Most of the other strategies that CNT calls for fall under the category of good old-fashioned job creation, with a careful focus on sectors that could benefit the city in multiple ways, such as green infrastructure, resource efficiency, childcare entrepreneurship, and waste-recycling solutions. Notice that all of these areas of productivity focus on providing more cost-effective basic services, which could then indirectly cut down monthly bills for individuals. But it is striking that, largely as a result of direct cuts to expenses, nearly a quarter of Philadelphia’s $476 million target could be met.
And that’s without really touching the issue of housing, the top cost faced by most poor Americans, which is notably absent from the Urban Opportunity Agenda. Scott Bernstein, president and co-founder of the CNT, says he feels that housing has received far more attention as a major income-sink than transportation and energy, and that research has already examined the poverty-reduction potential of better housing subsidies.
Still, factoring in ways to save on housing costs would have been a valuable addition to this agenda.

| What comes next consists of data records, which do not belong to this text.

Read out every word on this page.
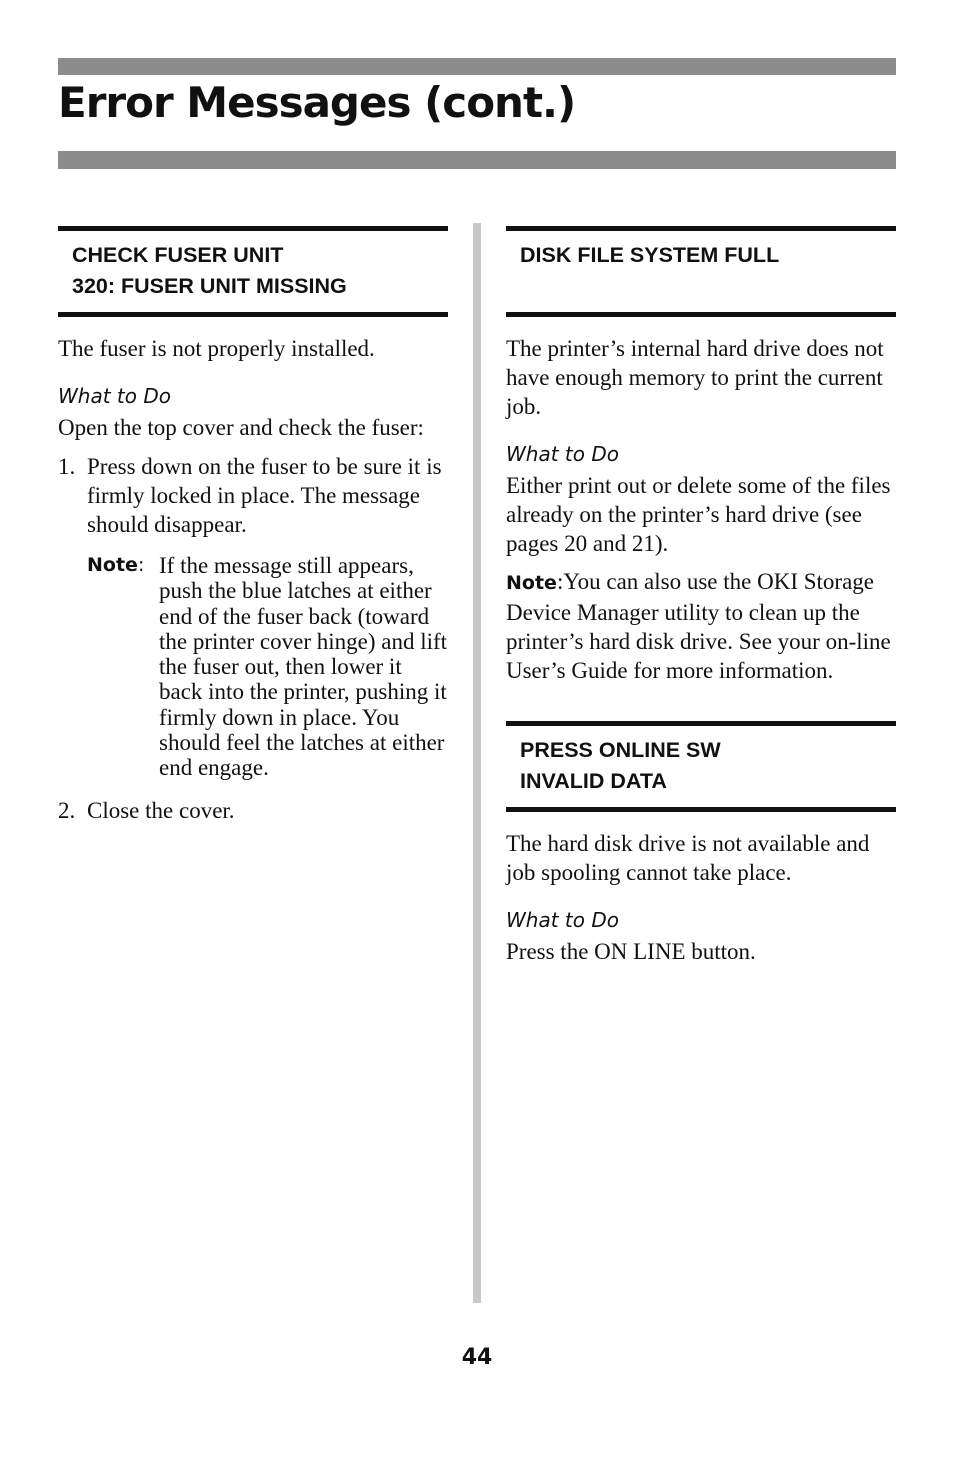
Error Messages (cont.)
CHECK FUSER UNIT
320: FUSER UNIT MISSING

The fuser is not properly installed.

What to Do

Open the top cover and check the fuser:

1. Press down on the fuser to be sure it is firmly locked in place. The message should disappear.
Note: If the message still appears, push the blue latches at either end of the fuser back (toward the printer cover hinge) and lift the fuser out, then lower it back into the printer, pushing it firmly down in place. You should feel the latches at either end engage.
2. Close the cover.
DISK FILE SYSTEM FULL

The printer’s internal hard drive does not have enough memory to print the current job.

What to Do

Either print out or delete some of the files already on the printer’s hard drive (see pages 20 and 21).

Note:You can also use the OKI Storage Device Manager utility to clean up the printer’s hard disk drive. See your on-line User’s Guide for more information.

PRESS ONLINE SW
INVALID DATA

The hard disk drive is not available and job spooling cannot take place.

What to Do

Press the ON LINE button.

44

Bernstein says that a second iteration of the agenda might very well include that and other recognized poverty-reduction policies—for example, expanding access to education and healthcare, especially for women. He offers an analogy for how he views the agenda’s potential to grow and change: “When Chicago came out with its Climate Action Plan in 2005, hardly anybody had played with city-level climate action strategies. A year later, there must have been 100 times as many ideas.” In a way, the plan built demand for, and the supply of, new solutions, which Bernstein hopes to see with the Urban Opportunity Agenda.
“There hasn’t been this kind of conversation about poverty reduction,” Bernstein says. “Listening to the speeches at both political conventions over the last few weeks, both candidates were talking about more good-paying jobs. But no one talks about reducing the cost of living.”
Which is strange, because cutting basic expenses for the poor is not a novel idea. This is what food stamp programs, housing vouchers, and subsidized transportation passes are all supposed to do, too. By the same token, reducing energy consumption and expanding effective public transportation are key components of any “smart-growth” planning agenda. What makes the CNT’s approach unique is that it takes a whole suite of efficiency measures, frames them in terms of poverty reduction, and quantifies the big reductions in poverty that cities could see if they deployed them all in concert.
In practice, of course, that’s easier said that done. “No, this isn’t rocket science,” says Joel Rogers, a scholar of political science at the University of Wisconsin, Madison and the director of COWS, an urban policy think-tank which often partners with CNT. “In some ways it’s more difficult than rocket science, because you have people involved.”
For a city to act on poverty with a multi-pronged approach such as this, it would require determined, focused leadership, perhaps on the part of an anti-poverty czar, with real mayoral support. It would also require popular support, and a willingness among citizens to come together around the issue. The good news is that reducing poverty by cutting monthly expenses would be a big boost for people on the lower end of the economic spectrum, without hurting the middle or the top. That should be something cities can rally around.